Arlts „Böses Spielzeug“ war ein Vorspiel – aber dieser kurze Roman macht begreiflich, warum alles so wurde, wie es ist. Er ist ein Vorreiter des großen literarischen Aufbruchs Lateinamerikas in die Neuzeit, der bis heute nachwirkt, auch wenn seine großen Helden fast alle schon tot sind. Vielleicht sollte es der Verlag auch noch einmal mit den „Sieben Irren“ und dem „Flammenwerfer“ versuchen: Es würde sich lohnen.

Kohans Verwirrspiel

Der 1967 geborene Argentinier Martín Kohan gehört nicht nur zeitlich einer anderen Generation an, als die Heroen der lateinamerikanischen Literatur, seine Art zu schreiben ist grundlegend anders als die der großen Vorgänger. Waren diese modern, so fällt es bei Kohan nicht schwer, ihn zur „Postmoderne“ zu rechnen. Sein Roman „Sekundenlang“, der 2005 in Buenos Aires erschien, erwähnt zwar mehrfach Julio Cortázar, mit dessen experimentellen Texten es in der Tat eine gewisse Verwandtschaft gibt, aber sein Buch hat dennoch mehr mit dem Kino, etwa Robert Altmanns „Short Cuts“ zu tun, als mit einem chronologisch erzählten Roman.
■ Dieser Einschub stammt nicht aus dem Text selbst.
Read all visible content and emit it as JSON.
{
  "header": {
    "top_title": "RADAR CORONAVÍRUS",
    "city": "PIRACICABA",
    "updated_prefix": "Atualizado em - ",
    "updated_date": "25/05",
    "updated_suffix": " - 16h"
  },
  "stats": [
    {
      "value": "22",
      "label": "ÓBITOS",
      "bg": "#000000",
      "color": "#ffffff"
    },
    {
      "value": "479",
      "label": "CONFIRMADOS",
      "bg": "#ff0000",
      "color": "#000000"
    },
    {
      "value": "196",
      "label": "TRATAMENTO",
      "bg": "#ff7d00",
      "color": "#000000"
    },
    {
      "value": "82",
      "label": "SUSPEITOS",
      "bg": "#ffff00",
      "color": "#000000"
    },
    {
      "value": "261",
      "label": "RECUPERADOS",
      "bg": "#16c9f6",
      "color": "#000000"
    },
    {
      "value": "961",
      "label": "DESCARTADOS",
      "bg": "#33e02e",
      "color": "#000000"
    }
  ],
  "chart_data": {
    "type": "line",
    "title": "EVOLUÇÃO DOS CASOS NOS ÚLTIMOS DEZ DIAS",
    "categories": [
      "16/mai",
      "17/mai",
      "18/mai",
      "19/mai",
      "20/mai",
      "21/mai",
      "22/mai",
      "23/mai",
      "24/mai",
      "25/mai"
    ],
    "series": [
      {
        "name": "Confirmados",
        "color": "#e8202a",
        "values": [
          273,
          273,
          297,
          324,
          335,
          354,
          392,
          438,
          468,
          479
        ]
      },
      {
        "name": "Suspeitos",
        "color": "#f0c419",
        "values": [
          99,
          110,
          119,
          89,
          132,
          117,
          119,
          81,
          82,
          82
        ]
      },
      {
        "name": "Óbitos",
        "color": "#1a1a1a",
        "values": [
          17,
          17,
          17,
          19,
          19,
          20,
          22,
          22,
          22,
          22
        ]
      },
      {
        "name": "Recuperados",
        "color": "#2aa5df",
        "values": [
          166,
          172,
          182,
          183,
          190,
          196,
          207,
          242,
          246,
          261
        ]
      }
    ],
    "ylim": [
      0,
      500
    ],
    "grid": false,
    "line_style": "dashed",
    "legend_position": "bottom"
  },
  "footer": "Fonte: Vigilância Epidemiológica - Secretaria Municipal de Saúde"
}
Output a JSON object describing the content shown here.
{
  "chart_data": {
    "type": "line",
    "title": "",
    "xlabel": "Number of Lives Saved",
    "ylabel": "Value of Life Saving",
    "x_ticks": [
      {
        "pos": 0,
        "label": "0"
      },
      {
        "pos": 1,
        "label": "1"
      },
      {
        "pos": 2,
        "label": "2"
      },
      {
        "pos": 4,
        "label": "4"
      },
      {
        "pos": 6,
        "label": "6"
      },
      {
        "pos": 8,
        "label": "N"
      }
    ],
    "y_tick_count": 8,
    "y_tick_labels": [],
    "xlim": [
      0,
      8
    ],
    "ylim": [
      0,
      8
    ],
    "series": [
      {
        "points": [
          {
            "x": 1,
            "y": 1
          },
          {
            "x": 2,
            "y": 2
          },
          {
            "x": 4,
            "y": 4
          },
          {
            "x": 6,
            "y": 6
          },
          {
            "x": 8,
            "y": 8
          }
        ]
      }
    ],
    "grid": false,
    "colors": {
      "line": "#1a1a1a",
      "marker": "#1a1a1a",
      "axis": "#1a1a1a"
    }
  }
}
Vielmehr verwirrt Kohan den Leser zunächst gründlich. Was haben die Streitgespräche von Ledesma und Verani, dem Feuilleton- und dem Sportredakteur einer kleinen Zeitung in Trelew, einer Provinzstadt weit südlich von Buenos Aires, mit dem geradezu mythischen Boxkampf zu schaffen, der im September 1923 zwischen dem amtierenden Weltmeister Jack Dempsey und seinem argentinischen Herausforderer Luis Angel Firpo stattfand, den dieser nur dank der Tatsache verloren hat, dass der Schiedsrichter Gallagher Dempsey falsch angezählt hat? Was haben Richard Strauß und Gustav Mahler mit einem Mann zu tun, der sich 1923 (am Tag des Boxkampfes in New York) in seinem Hotelzimmer in Buenos Aires aufgehängt hat?

Das Verwirrspiel, das Kohan erst anrichtet und dann langsam auflöst, (man erfährt zum Beispiel den Vornamen des Ich-Erzählers Roque, nämlich Alfaro, erst auf Seite 234), bringt scheinbar siriusweit voneinander entfernte Ereignisse in einer Weise zusammen, die zunächst dem paradoxen mathematischen Theorem zu gleichen scheint, dem zufolge der Flügelschlag eines Schmetterlings in Peking in Europa ein Erdbeben auslösen könne, und nicht nur dies. Es wechselt in längeren und kürzeren Absätzen auch zwischen drei Zeitebenen: dem September 1923, als am 24. dieses Monats der Boxkampf in New York stattfand und um die gleiche Zeit eine Konzerttournee der Wiener Philharmoniker in Buenos Aires Station machte, bei der Richard Strauß dirigierte und neben eigenen Werken auch Gustav Mahlers 1. Symphonie aufführte; dem Juli 1973, als Ledesma und Verani über Artikeln brüten, die sie für eine Sonderausgabe ihrer Zeitung zu deren fünfzigjährigem Bestehen im September schreiben sollen: Ledesma hat sich das Mahler-Konzert ausgesucht, Verani den Boxkampf, der alle Argentinier aufregte, weil sie ihren Matador um den Sieg gebracht sahen.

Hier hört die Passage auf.